LAST year Tracey Smith started her National Downshifting Week campaign from her farmhouse in the south west of France.
This week sees the start of her second seven-day drive to get people to think more about their lives, but this time she has swapped the Lot and Garonne for West Dorset, yet the message is still the same.
“Like many young families with kids we spent so long at work that weekends were rushed and before you knew it you were back at work, so we headed out to France to live the downshifting life,” Tracey said
“Our house in France allowed us to grow our own vegetables, raise chickens and collect their eggs each morning and live as a family once again.”
Tracey, and her husband Ray, had already set their heart on living life at a gentler pace, with the emphasis on living within their means and producing for themselves much of their day-to-day needs.
But Tracey’s enthusiasm for this way of life was soon channelled into writing for magazines offering advice on what people could do to make a difference and from this came National Downshifting Week.
“The appeal of downshifting meant that I was beginning to spend more and more time in the UK and so wasn’t seeing Ray and the children as much, so we made the decision to leave France,” said Tracey.
“We found a place in Cornwall to rent whilst the sale of our property went through that allows us to continue living in a thoughtful way, but also allows me to help others who want to turn their backs on this throwaway culture we are living in and think more about what they can do.”
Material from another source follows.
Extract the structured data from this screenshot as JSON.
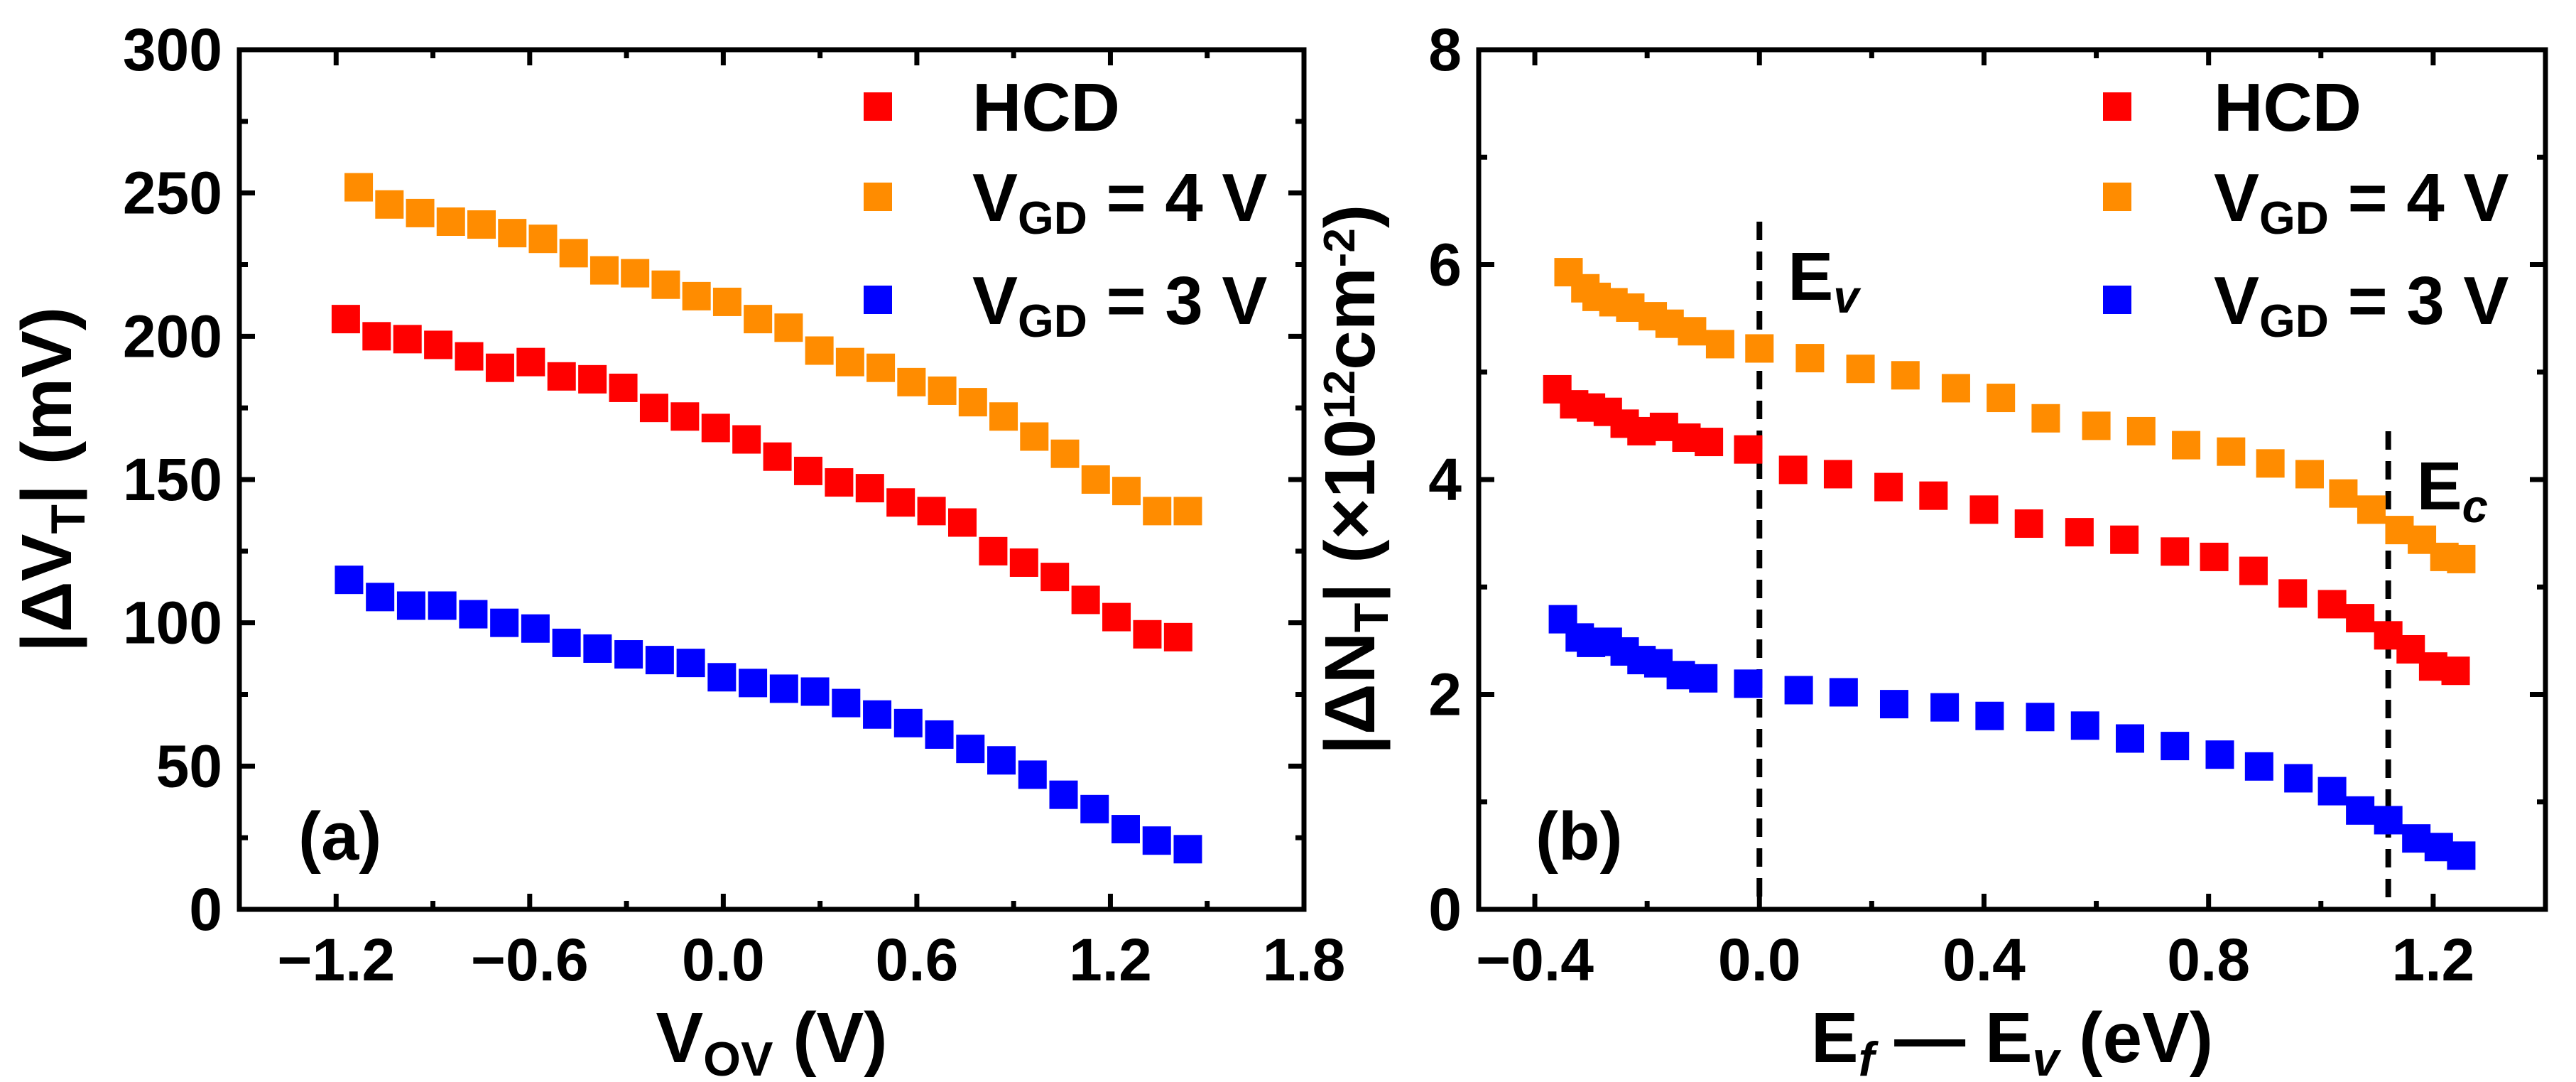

Her campaign this week to promote a downshifting way of life will see her tour newspapers and radio stations, as well as drop in on schools and businesses to help them think about sustainability and offer simple tips to use less and recycle more.
“Everyone can do something,” Tracey said. “From cooking a meal with products from local shops, or if you run a business look to make your fleet of vehicles greener and schools could cultivate a simple vegetable patch.”